Checkoff Report Shows Benefits of Animal Agriculture
Posted: Friday, October 3, 2008 10:28 pm
ST. LOUIS (October 2, 2008) – To continue building ongoing demand for soybeans, the United Soybean Board (USB) recently utilized soybean checkoff funds to conduct an economic analysis of the livestock industry – the U.S. soybean farmer’s top customer. This study was done to first highlight the economic value of this industry and then to further demonstrate the importance of this industry to the U.S. soybean farmer.
As relocation of the animal agriculture industry becomes a concern, “The Nationwide Economic Impact of Animal Agriculture” shows the economic contribution the livestock industry gives to a state through tax revenues, employment, earnings and output. This study not only breaks down the economic value of the livestock industry to U.S. soybean farmers, but also to each state and the country.
“This analysis shows the economic impact the animal agriculture industry has on rural communities,” says Laura Foell a soybean farmer from Schaller, Iowa, and USB farmer-leader. “It’s an important tool to help get the facts out about the economic benefits this industry offers to local communities and states in addition to U.S. soybean farmers.”
For example, overall the animal agriculture industry employs more than 3.3 million people nationally. In 35 states this industry provides at least 10,000 jobs, and in two states more than 100,000 people are employed in animal agriculture. In fact, in Texas over 200,000 people work in this industry.

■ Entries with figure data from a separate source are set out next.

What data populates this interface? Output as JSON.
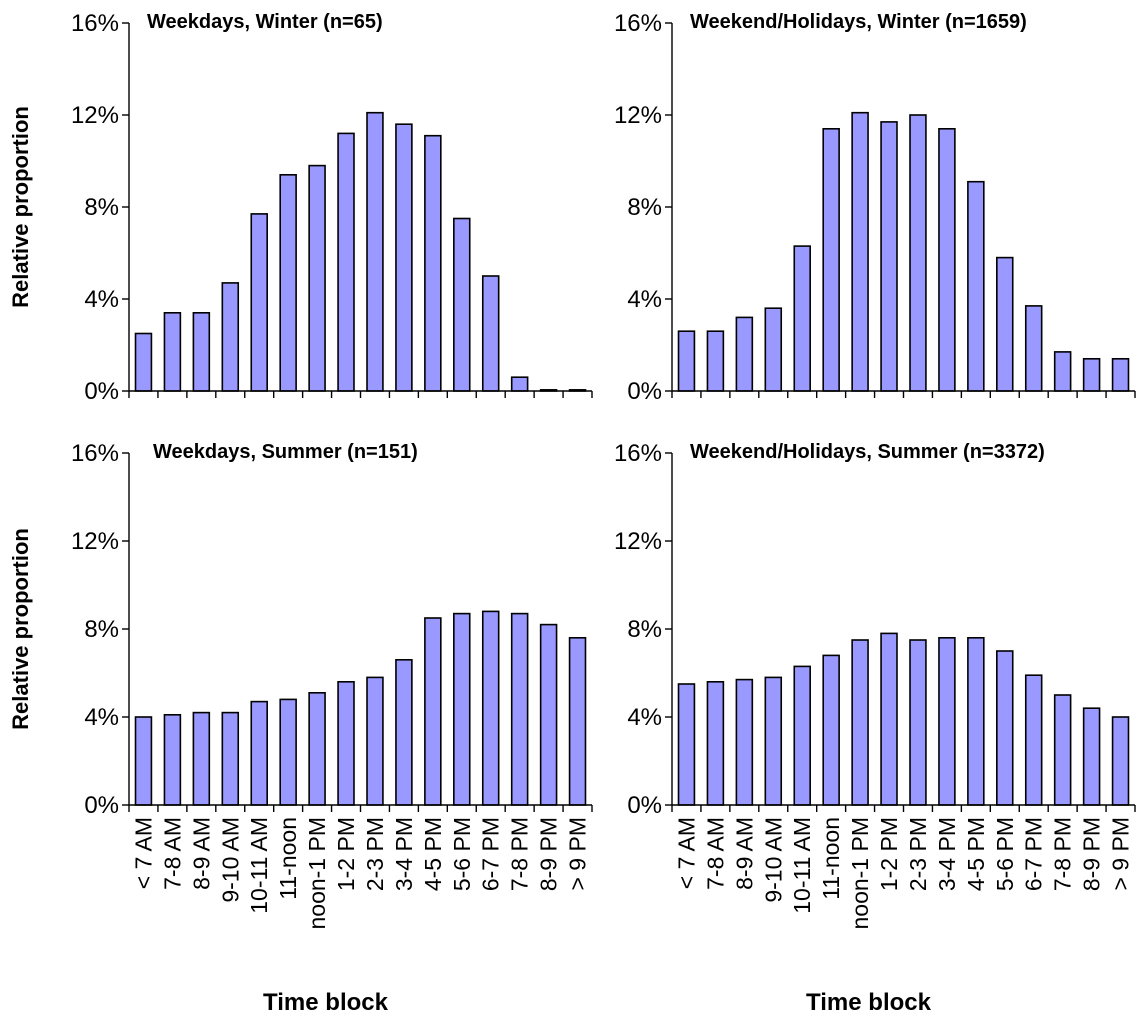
{
  "chart_data": {
    "type": "bar",
    "categories": [
      "< 7 AM",
      "7-8 AM",
      "8-9 AM",
      "9-10 AM",
      "10-11 AM",
      "11-noon",
      "noon-1 PM",
      "1-2 PM",
      "2-3 PM",
      "3-4 PM",
      "4-5 PM",
      "5-6 PM",
      "6-7 PM",
      "7-8 PM",
      "8-9 PM",
      "> 9 PM"
    ],
    "ylabel": "Relative proportion",
    "xlabel": "Time block",
    "ylim": [
      0,
      16
    ],
    "y_ticks": [
      "0%",
      "4%",
      "8%",
      "12%",
      "16%"
    ],
    "bar_color": "#9999ff",
    "bar_stroke": "#000000",
    "panels": [
      {
        "title": "Weekdays, Winter (n=65)",
        "values": [
          2.5,
          3.4,
          3.4,
          4.7,
          7.7,
          9.4,
          9.8,
          11.2,
          12.1,
          11.6,
          11.1,
          7.5,
          5.0,
          0.6,
          0.05,
          0.05
        ]
      },
      {
        "title": "Weekend/Holidays, Winter (n=1659)",
        "values": [
          2.6,
          2.6,
          3.2,
          3.6,
          6.3,
          11.4,
          12.1,
          11.7,
          12.0,
          11.4,
          9.1,
          5.8,
          3.7,
          1.7,
          1.4,
          1.4
        ]
      },
      {
        "title": "Weekdays, Summer (n=151)",
        "values": [
          4.0,
          4.1,
          4.2,
          4.2,
          4.7,
          4.8,
          5.1,
          5.6,
          5.8,
          6.6,
          8.5,
          8.7,
          8.8,
          8.7,
          8.2,
          7.6
        ]
      },
      {
        "title": "Weekend/Holidays, Summer (n=3372)",
        "values": [
          5.5,
          5.6,
          5.7,
          5.8,
          6.3,
          6.8,
          7.5,
          7.8,
          7.5,
          7.6,
          7.6,
          7.0,
          5.9,
          5.0,
          4.4,
          4.0
        ]
      }
    ]
  }
}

This report is a unique tool because it is the first time this type of information on all 50 states has been made available in the same publication. The information gives a breakdown on each livestock category and state along with the estimated soy consumption of each species by state. Information such as this demonstrates the interdependency between the soybean and livestock industries. Market trends that have an effect on the livestock industry are also discussed.
“Livestock and poultry are the number one consumers of soybean meal,” adds Foell. “Without these industries, a large amount of soybeans would be underutilized, making the soybean less valuable to the producer.”
This economic analysis was compiled by Promar International Inc. with information from 1997 to 2006. For more information on the animal agriculture industry, visit www.animalag.org.
USB is made up of 68 farmer-directors who oversee the investments of the soybean checkoff on behalf of all U.S. soybean farmers. Checkoff funds are invested in the areas of animal utilization, human utilization, industrial utilization, industry relations, market access and supply. As stipulated in the Soybean Promotion, Research and Consumer Information Act, USDA’s Agricultural Marketing Service has oversight responsibilities for USB and the soybean checkoff.